Posted: 2011-08-19T17:42:42-07:00
by lne1030
magick wrote:We can reproduce the problem you reported. We'll try to get a patch in ImageMagick 6.7.1-8 Beta within a day or two. Thanks.
I update the newest code form SVN , and that bug has disappear.

Good Job.

But, there is another BUG:
convert -background black -fill white -font wts11.ttf -pointsize 20 -size 200x -encoding utf8 caption:"一二三四五六 一二三四五" caption.gif
On this command, what I want is just only a white space , not a line break.

In chinese, "一二三四五六" is six words, not one word.

Re: caption word wrap problem in Chinese (UTF-8) with whites

Posted: 2011-08-20T06:51:37-07:00
by magick
Caption breaks the text if it can't fit in the allocated space. It will try to break on a whitespace otherwise it breaks between two unicode characters. If you do not want a break, use label: instead of caption:.

Re: caption word wrap problem in Chinese (UTF-8) with whites

Posted: 2011-08-20T07:39:38-07:00
by lne1030
I'm sorry I didn't explain my question.

Code: Select all

convert -background black -fill white \
			-font wts11.ttf \
			-pointsize 20 -size 80x \
			-encoding utf8 \
			caption:"一二三四" \
			caption.gif \
On this command, the characters "一二三四" is in one line. That is no problem.

Code: Select all

convert -background black -fill white \
			-font wts11.ttf \
			-pointsize 20 -size 80x \
			-encoding utf8 \
			caption:"一二 三四" \
			caption.gif \
On this command with a whitespace between "一二" and "三四". The result is "一二 " on the first line, "三四" on the second line.

But in chinese convertion, the result is should be "一二 三" on the first line, "四" on the second line. Chinese dont need to break line on a whitespace, but only break between two chinese characters.

In English, one word means some characters between two whitespaces or other symbols. In chinese, one character is one word, so don't need to break line on a whitespace.

http://en.wikipedia.org/wiki/Space_%28p ... ween_words
There is wiki about this .

I'm sorry for I don't kown C++, otherwise I could try to submit the patch..

Re: caption word wrap problem in Chinese (UTF-8) with whites

Posted: 2011-08-20T09:25:44-07:00
by magick
In your original example, the whitespace is ideographic space (dec 12288). In your last example, it is a traditional space (dec 32). If you modify your last example to use the ideographic space for the whitespace character you should get the correct rendering. Otherwise we'll need to add an option to the ImageMagick command line, something like +break-on-whitespace or -language chinese.
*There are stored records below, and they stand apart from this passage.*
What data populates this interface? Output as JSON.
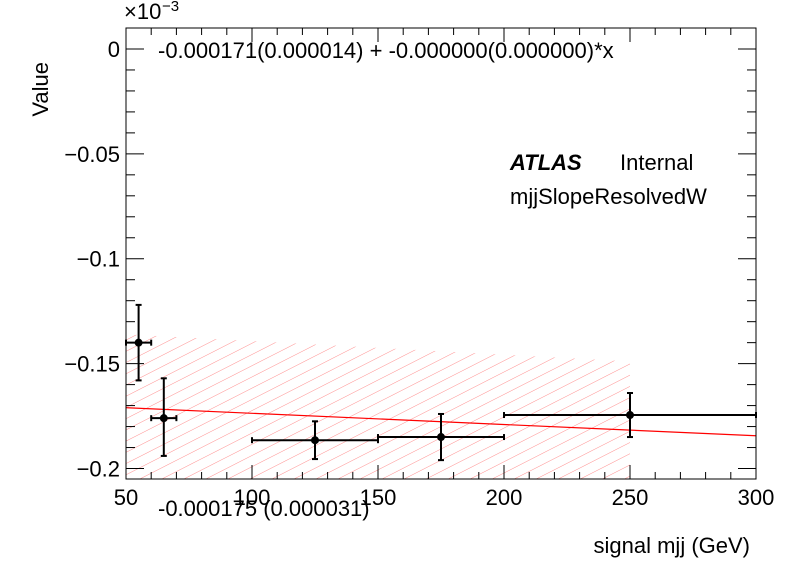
{
  "chart_data": {
    "type": "scatter",
    "xlabel": "signal mjj (GeV)",
    "ylabel": "Value",
    "y_exponent": "×10",
    "y_exponent_power": "−3",
    "xlim": [
      50,
      300
    ],
    "ylim": [
      -0.205,
      0.01
    ],
    "x_ticks": [
      50,
      100,
      150,
      200,
      250,
      300
    ],
    "x_tick_labels": [
      "50",
      "100",
      "150",
      "200",
      "250",
      "300"
    ],
    "y_ticks": [
      0,
      -0.05,
      -0.1,
      -0.15,
      -0.2
    ],
    "y_tick_labels": [
      "0",
      "−0.05",
      "−0.1",
      "−0.15",
      "−0.2"
    ],
    "points": [
      {
        "x": 55,
        "xlo": 50,
        "xhi": 60,
        "y": -0.14,
        "ylo": -0.158,
        "yhi": -0.122
      },
      {
        "x": 65,
        "xlo": 60,
        "xhi": 70,
        "y": -0.176,
        "ylo": -0.194,
        "yhi": -0.157
      },
      {
        "x": 125,
        "xlo": 100,
        "xhi": 150,
        "y": -0.1865,
        "ylo": -0.1955,
        "yhi": -0.1775
      },
      {
        "x": 175,
        "xlo": 150,
        "xhi": 200,
        "y": -0.185,
        "ylo": -0.196,
        "yhi": -0.174
      },
      {
        "x": 250,
        "xlo": 200,
        "xhi": 300,
        "y": -0.1745,
        "ylo": -0.185,
        "yhi": -0.164
      }
    ],
    "fit": {
      "intercept": -0.171,
      "slope": -5.35e-05,
      "x_from": 50,
      "x_to": 300,
      "color": "#ff0000"
    },
    "band": {
      "x_from": 50,
      "x_to": 250,
      "top_at_from": -0.136,
      "top_at_to": -0.149,
      "bottom_at_from": -0.206,
      "bottom_at_to": -0.206,
      "color": "#ff0000"
    },
    "fit_label": "-0.000171(0.000014) + -0.000000(0.000000)*x",
    "band_label": "-0.000175 (0.000031)",
    "atlas_label": "ATLAS",
    "atlas_sub": "Internal",
    "variable_label": "mjjSlopeResolvedW"
  }
}
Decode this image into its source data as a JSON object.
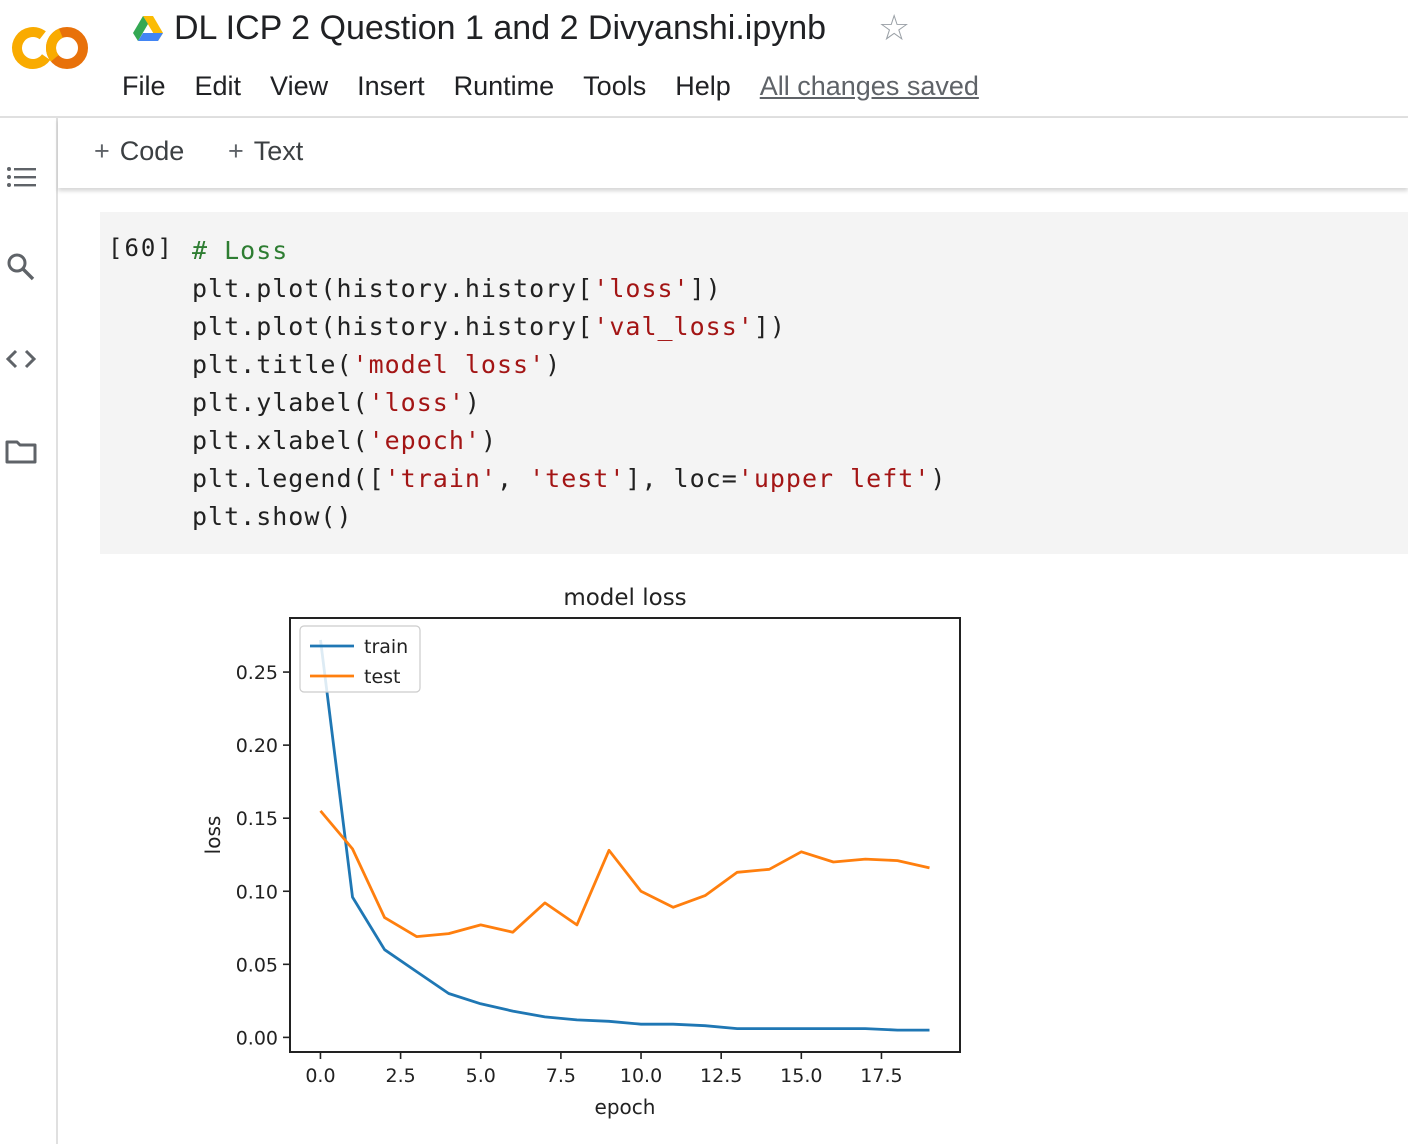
{
  "header": {
    "title": "DL ICP 2 Question 1 and 2 Divyanshi.ipynb",
    "logo_text": "CO",
    "star_glyph": "☆",
    "menu": [
      "File",
      "Edit",
      "View",
      "Insert",
      "Runtime",
      "Tools",
      "Help"
    ],
    "save_status": "All changes saved"
  },
  "sidebar": {
    "icons": [
      "table-of-contents-icon",
      "search-icon",
      "code-snippets-icon",
      "files-folder-icon"
    ]
  },
  "toolbar": {
    "plus_glyph": "+",
    "code_label": "Code",
    "text_label": "Text"
  },
  "cell": {
    "execution_count": "[60]",
    "code_lines": [
      [
        {
          "t": "# Loss",
          "k": "cm"
        }
      ],
      [
        {
          "t": "plt.plot(history.history[",
          "k": ""
        },
        {
          "t": "'loss'",
          "k": "st"
        },
        {
          "t": "])",
          "k": ""
        }
      ],
      [
        {
          "t": "plt.plot(history.history[",
          "k": ""
        },
        {
          "t": "'val_loss'",
          "k": "st"
        },
        {
          "t": "])",
          "k": ""
        }
      ],
      [
        {
          "t": "plt.title(",
          "k": ""
        },
        {
          "t": "'model loss'",
          "k": "st"
        },
        {
          "t": ")",
          "k": ""
        }
      ],
      [
        {
          "t": "plt.ylabel(",
          "k": ""
        },
        {
          "t": "'loss'",
          "k": "st"
        },
        {
          "t": ")",
          "k": ""
        }
      ],
      [
        {
          "t": "plt.xlabel(",
          "k": ""
        },
        {
          "t": "'epoch'",
          "k": "st"
        },
        {
          "t": ")",
          "k": ""
        }
      ],
      [
        {
          "t": "plt.legend([",
          "k": ""
        },
        {
          "t": "'train'",
          "k": "st"
        },
        {
          "t": ", ",
          "k": ""
        },
        {
          "t": "'test'",
          "k": "st"
        },
        {
          "t": "], loc=",
          "k": ""
        },
        {
          "t": "'upper left'",
          "k": "st"
        },
        {
          "t": ")",
          "k": ""
        }
      ],
      [
        {
          "t": "plt.show()",
          "k": ""
        }
      ]
    ]
  },
  "chart_data": {
    "type": "line",
    "title": "model loss",
    "xlabel": "epoch",
    "ylabel": "loss",
    "xlim": [
      -0.95,
      19.95
    ],
    "ylim": [
      -0.01,
      0.287
    ],
    "xticks": [
      0.0,
      2.5,
      5.0,
      7.5,
      10.0,
      12.5,
      15.0,
      17.5
    ],
    "xtick_labels": [
      "0.0",
      "2.5",
      "5.0",
      "7.5",
      "10.0",
      "12.5",
      "15.0",
      "17.5"
    ],
    "yticks": [
      0.0,
      0.05,
      0.1,
      0.15,
      0.2,
      0.25
    ],
    "ytick_labels": [
      "0.00",
      "0.05",
      "0.10",
      "0.15",
      "0.20",
      "0.25"
    ],
    "grid": false,
    "legend_position": "upper left",
    "x": [
      0,
      1,
      2,
      3,
      4,
      5,
      6,
      7,
      8,
      9,
      10,
      11,
      12,
      13,
      14,
      15,
      16,
      17,
      18,
      19
    ],
    "series": [
      {
        "name": "train",
        "color": "#1f77b4",
        "values": [
          0.272,
          0.096,
          0.06,
          0.045,
          0.03,
          0.023,
          0.018,
          0.014,
          0.012,
          0.011,
          0.009,
          0.009,
          0.008,
          0.006,
          0.006,
          0.006,
          0.006,
          0.006,
          0.005,
          0.005
        ]
      },
      {
        "name": "test",
        "color": "#ff7f0e",
        "values": [
          0.155,
          0.129,
          0.082,
          0.069,
          0.071,
          0.077,
          0.072,
          0.092,
          0.077,
          0.128,
          0.1,
          0.089,
          0.097,
          0.113,
          0.115,
          0.127,
          0.12,
          0.122,
          0.121,
          0.116
        ]
      }
    ]
  }
}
With ImageMagick, we're only interested in rudimentary text handling. For proper handling of text in any language, you might want to switch to Pango.

Re: caption word wrap problem in Chinese (UTF-8) with whites

Posted: 2011-08-20T17:47:01-07:00
by lne1030
Thank you, I will try Pango.

http://www.w3.org/International/article ... #Slide0090
There is w3c article about CJK line breaking.